SA MAJESTÉ LA REINE,

intimée.

[TRADUCTION FRANÇAISE OFFICIELLE]

 

Appel entendu le 14 décembre 2017 à Toronto (Ontario)

Devant : L’honorable juge David E. Graham


Comparutions :

Avocats de l’appelant :

Me Eric Fournie

Me Oleg Roslak

Avocate de l’intimée :

Me April Tate

 

JUGEMENT

L’appel interjeté à l’encontre de la nouvelle cotisation établie pour l’année d’imposition 2009 de l’appelant est rejeté avec dépens à l’intimée.

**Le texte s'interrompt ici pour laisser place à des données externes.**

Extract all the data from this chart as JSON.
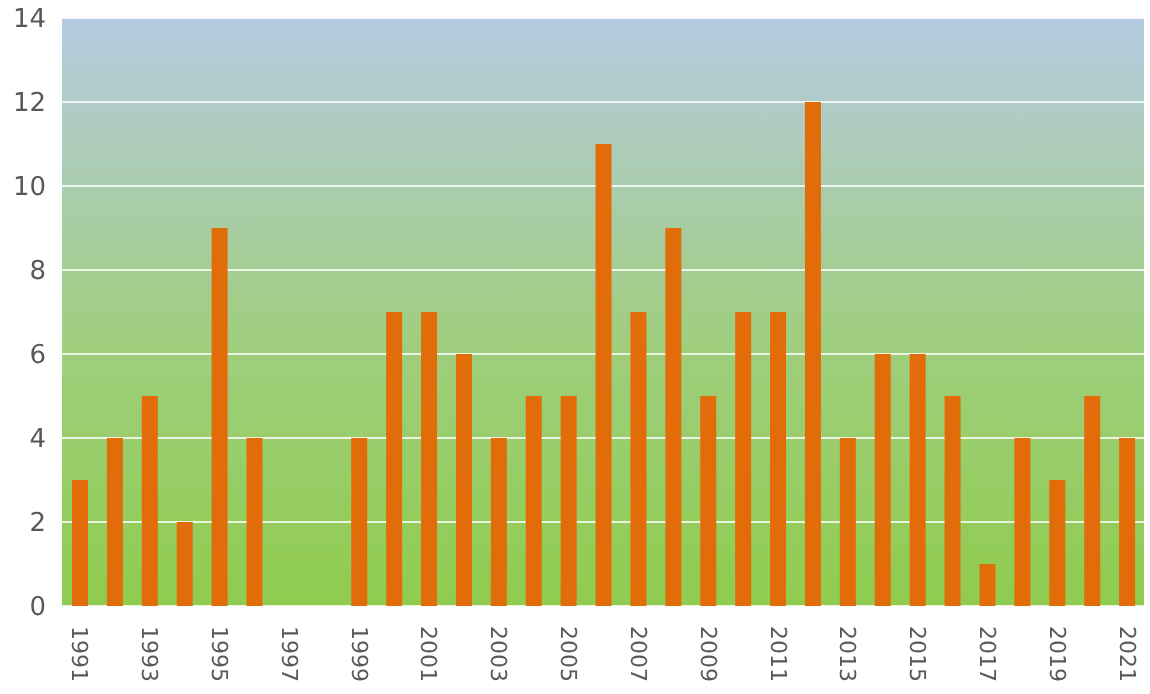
{
  "chart_data": {
    "type": "bar",
    "categories": [
      "1991",
      null,
      "1993",
      null,
      "1995",
      null,
      "1997",
      null,
      "1999",
      null,
      "2001",
      null,
      "2003",
      null,
      "2005",
      null,
      "2007",
      null,
      "2009",
      null,
      "2011",
      null,
      "2013",
      null,
      "2015",
      null,
      "2017",
      null,
      "2019",
      null,
      "2021"
    ],
    "values": [
      3,
      4,
      5,
      2,
      9,
      4,
      0,
      0,
      4,
      7,
      7,
      6,
      4,
      5,
      5,
      11,
      7,
      9,
      5,
      7,
      7,
      12,
      4,
      6,
      6,
      5,
      1,
      4,
      3,
      5,
      4
    ],
    "color": "#e36c0a",
    "ylim": [
      0,
      14
    ],
    "yticks": [
      0,
      2,
      4,
      6,
      8,
      10,
      12,
      14
    ],
    "grid": "y"
  }
}
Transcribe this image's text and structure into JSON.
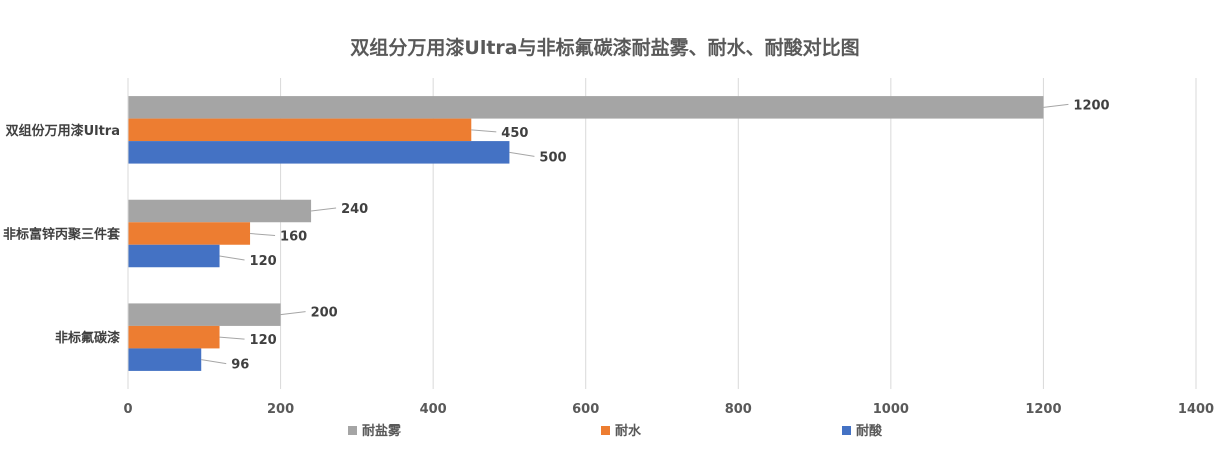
{
  "chart_data": {
    "type": "bar",
    "orientation": "horizontal",
    "title": "双组分万用漆Ultra与非标氟碳漆耐盐雾、耐水、耐酸对比图",
    "categories": [
      "双组份万用漆Ultra",
      "非标富锌丙聚三件套",
      "非标氟碳漆"
    ],
    "series": [
      {
        "name": "耐盐雾",
        "color": "#A5A5A5",
        "values": [
          1200,
          240,
          200
        ]
      },
      {
        "name": "耐水",
        "color": "#ED7D31",
        "values": [
          450,
          160,
          120
        ]
      },
      {
        "name": "耐酸",
        "color": "#4472C4",
        "values": [
          500,
          120,
          96
        ]
      }
    ],
    "xlim": [
      0,
      1400
    ],
    "x_ticks": [
      0,
      200,
      400,
      600,
      800,
      1000,
      1200,
      1400
    ],
    "grid": true,
    "legend_position": "bottom",
    "data_labels": true
  }
}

Signé à Vancouver (Colombie‑Britannique), ce 18e jour de janvier 2018.

« David E. Graham »

Juge Graham

Traduction certifiée conforme

ce 16e jour de novembre 2018.

Elisabeth Ross, jurilinguiste


Référence : 2018 CCI 24

Date : 20180118

Dossier : 2016‑2834(IT)G

ENTRE :

FRANK MAMMONE,

appelant,

et

SA MAJESTÉ LA REINE,

intimée.

[TRADUCTION FRANÇAISE OFFICIELLE]


MOTIFS DU JUGEMENT

Le juge Graham

[1]  Le présent appel porte sur la seule question de la rétroactivité. Les faits sont simples et ne sont pas contestés. Les dates sont importantes.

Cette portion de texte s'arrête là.